Governor Directs Cabinet to Make $200 Million in Cuts

O'Malley Launches Effort to Close $1.4 Billion Deficit

ANNAPOLIS - In a Cabinet Meeting yesterday morning, Governor Martin O'Malley directed Maryland's Cabinet Secretaries to reduce state spending by $200 million, as an initial step in closing the $1.4 billion deficit that the state faces next year. Each agency will be given a budget reduction target - averaging 2.5% across state government - and will be asked to find additional savings.

"We need agencies to refocus on their core mission, thin out middle management and squeeze spending by working smarter," said Governor O'Malley. "Closing this deficit will be a difficult challenge. And it must start by tightening our belts."
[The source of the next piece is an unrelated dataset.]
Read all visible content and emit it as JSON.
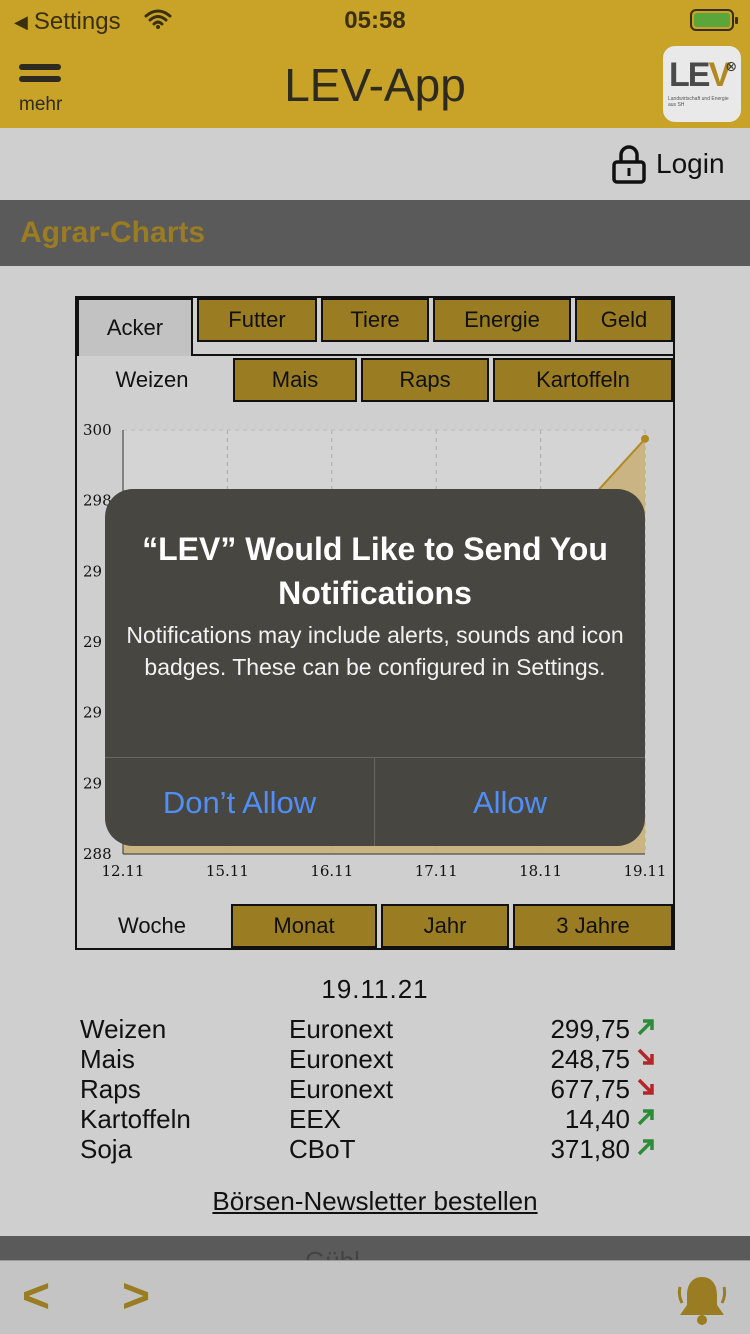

The budget cutting process will be driven by the Governor's StateStat office. Budget reductions initiatives will include:

* At least $45 million being shaved from the FY 2007 Budget;
* Re-examining FY 2008 expenditure plans to achieve a 2.5% reduction - with varying individual agency cuts totaling at least $125 million;
* Reviewing encumbrances - or planned spending;
* Prioritizing cost saving recommendations from Transition reports;
* Identifying and reducing surplus inventories;
* Completing senior staff reorganization plans and scrutinizing vacancies;
* Achieving a double digit percentage reduction in overtime expenditures - which exceeded $125 million in FY 2006;
* Reducing communications staff;
* Centralizing redundant operations;
* Developing energy conservation programs;
* Centralizing purchasing statewide to achieve savings;
* Limiting travel;
* Consolidating redundant boards, commissions and task forces; and
* Reducing staff.

"These are some of the first steps in what will be a series of hard choices for Maryland," said Governor O'Malley. "But we need to close this budget gap so we can continue to make progress on education, make healthcare more affordable and protect our environment and quality of life."

Initial actions in this cost-cutting effort already have been taken. Examples provided by the Governor's office include:

* The closure of the House of Corrections at Jessup will save millions of dollars annually.
* The Department of Natural Resources reduced the number of Assistant Secretaries from five to three, which creates a ripple effect of savings with reduced support staff.
* The Departments of Juvenile Services and Public Safety & Correctional Services have reduced overtime during the first months of participation in StateStat.

According to the Governor's office, Maryland's budget deficit opened up when State government reduced revenue by nearly $1 billion per year with an income tax cut that was phased in by 2002, and then increased annual government spending by $1.3 billion that same year with the Bridge to Excellence school funding reforms - commonly know as the Thornton law.

The Governor's office further stated that either the tax cut or the increased education funding likely would have been affordable by itself. Together they created a structural budget deficit that reaches more than $1 billion annually - more than $4 billion over the next four years. This structural problem has gone unaddressed in the years since 2002 - with record spending increases prior to this year, including a 12% hike in FY 2007.